Forgiveness: Essential to Emotional Freedom

Almost every single one of us walks around with a hidden pile of resentments and hurts lingering in the back of our minds. Those grudges can be quite easily accessible in certain relationships, such as with a partner with whom we always bicker, or can be stuffed back in the recesses of our memory from experiences we had as children or adolescents.


These resentments serve to drag our potential down. There is a saying, it takes two to make a prisoner. There is no such thing as a singular prisoner. There is the prisoner, and then there is the jailer. If you are holding resentments towards another person, you are holding them in a kind of prison in your mind. And, unfortunately, the side effect of this is that you are serving as the jailer. You hold the key, keeping them present in your mind. If this person is currently still in your life, chances are you are even more like a jailer in that you are likely constantly watching the prisoner, waiting for them to misstep again, further supporting your reason to hold resentment.

Another saying is that if you are keeping someone "on the hook" for something, you're automatically stuck on the hook, too. In order to take yourself off the hook and let go of that painful memory, you have to let them off the hook, too.



This isn't a conscious process, but it's a human process. If we can shine a flashlight on these mental processes, we can get better at holding the key to deliberately reshaping our thinking, and therefore our experience of our reality.

Sometimes the idea of forgiving an offender would make us balk. "But I could never forgive. It was too awful, too terrible. That person is too bad; I refuse to forgive."

It is true that some things in our lives can feel awful and terrible. Forgiveness does not require you to like or include that person in your life any longer. Forgiveness is a tool for releasing yourself. Ask yourself, what are the advantages to holding onto this resentment, anger, and rage?

And what are the disadvantages? In what ways might this resentment be holding me back?

Typically, one of the advantages is that people feel justified in being hurt. They also might, in an unconscious way, find a benefit in remaining a "victim" in their own mind.
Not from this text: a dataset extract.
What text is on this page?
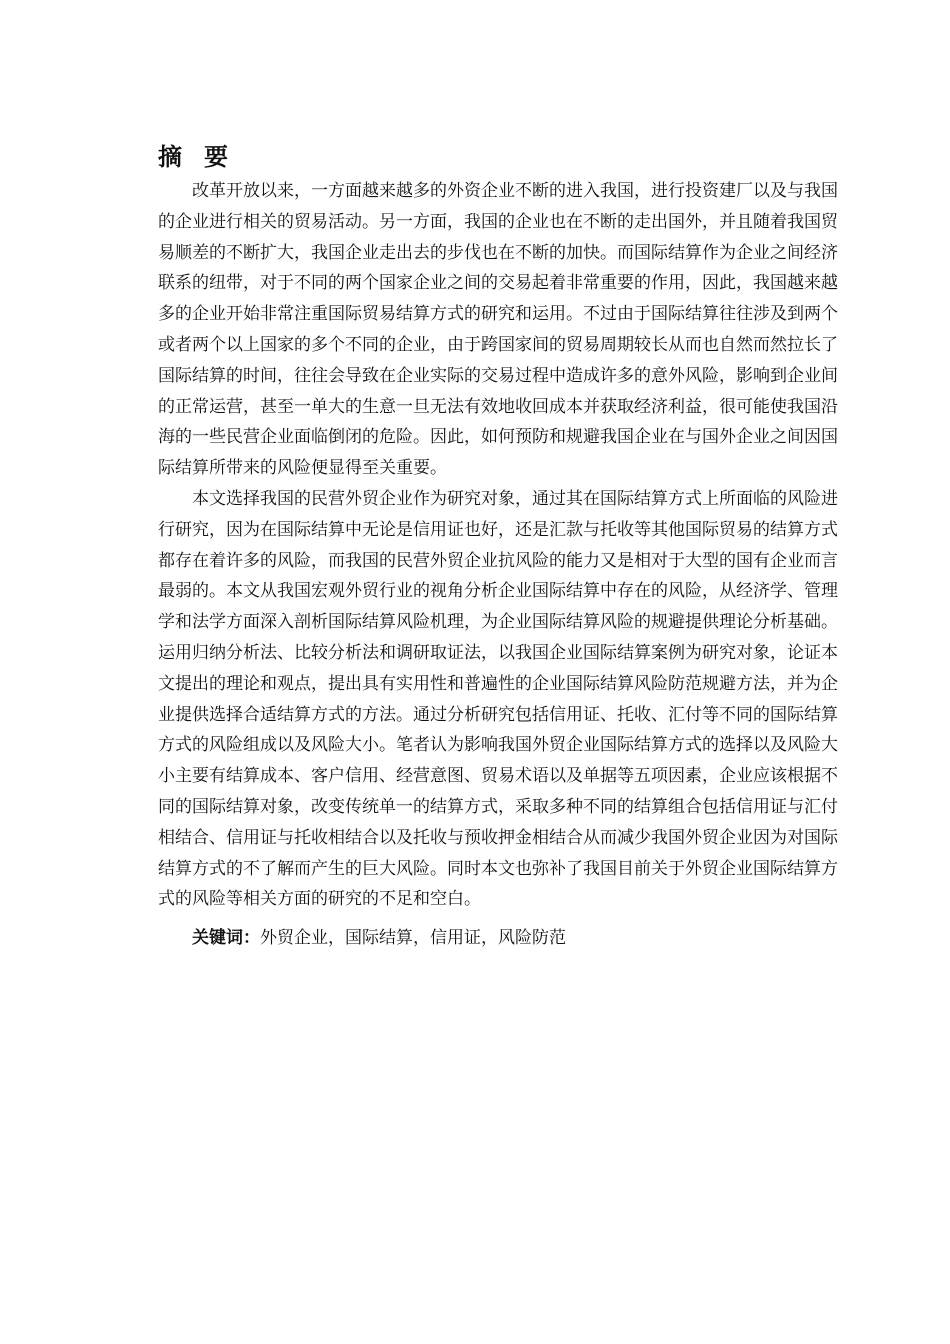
摘要

改革开放以来，一方面越来越多的外资企业不断的进入我国，进行投资建厂以及与我国的企业进行相关的贸易活动。另一方面，我国的企业也在不断的走出国外，并且随着我国贸易顺差的不断扩大，我国企业走出去的步伐也在不断的加快。而国际结算作为企业之间经济联系的纽带，对于不同的两个国家企业之间的交易起着非常重要的作用，因此，我国越来越多的企业开始非常注重国际贸易结算方式的研究和运用。不过由于国际结算往往涉及到两个或者两个以上国家的多个不同的企业，由于跨国家间的贸易周期较长从而也自然而然拉长了国际结算的时间，往往会导致在企业实际的交易过程中造成许多的意外风险，影响到企业间的正常运营，甚至一单大的生意一旦无法有效地收回成本并获取经济利益，很可能使我国沿海的一些民营企业面临倒闭的危险。因此，如何预防和规避我国企业在与国外企业之间因国际结算所带来的风险便显得至关重要。

本文选择我国的民营外贸企业作为研究对象，通过其在国际结算方式上所面临的风险进行研究，因为在国际结算中无论是信用证也好，还是汇款与托收等其他国际贸易的结算方式都存在着许多的风险，而我国的民营外贸企业抗风险的能力又是相对于大型的国有企业而言最弱的。本文从我国宏观外贸行业的视角分析企业国际结算中存在的风险，从经济学、管理学和法学方面深入剖析国际结算风险机理，为企业国际结算风险的规避提供理论分析基础。运用归纳分析法、比较分析法和调研取证法，以我国企业国际结算案例为研究对象，论证本文提出的理论和观点，提出具有实用性和普遍性的企业国际结算风险防范规避方法，并为企业提供选择合适结算方式的方法。通过分析研究包括信用证、托收、汇付等不同的国际结算方式的风险组成以及风险大小。笔者认为影响我国外贸企业国际结算方式的选择以及风险大小主要有结算成本、客户信用、经营意图、贸易术语以及单据等五项因素，企业应该根据不同的国际结算对象，改变传统单一的结算方式，采取多种不同的结算组合包括信用证与汇付相结合、信用证与托收相结合以及托收与预收押金相结合从而减少我国外贸企业因为对国际结算方式的不了解而产生的巨大风险。同时本文也弥补了我国目前关于外贸企业国际结算方式的风险等相关方面的研究的不足和空白。

关键词：外贸企业，国际结算，信用证，风险防范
However, forgiveness does not require you to negate any suffering you experienced. And it also doesn't force you to change any particular behaviors.

Some of the disadvantages of not forgiving is it keeps us stuck in the past. Also, it keeps you "bound" to something to want to push away. Our resentment is a form of attachment, tying us to those who we dislike or who we think have hurt us in some way. The stronger you resent, the more present will reminders and memories of this hurt be. Resentment keeps the past alive, forgiveness releases it and lets you move on.

As you go through your daily life, notice where resentment pops up. A need for forgiveness may also pop up as jealousy, self-righteousness, and contempt. Notice these feelings when they show up - they are telling you something important.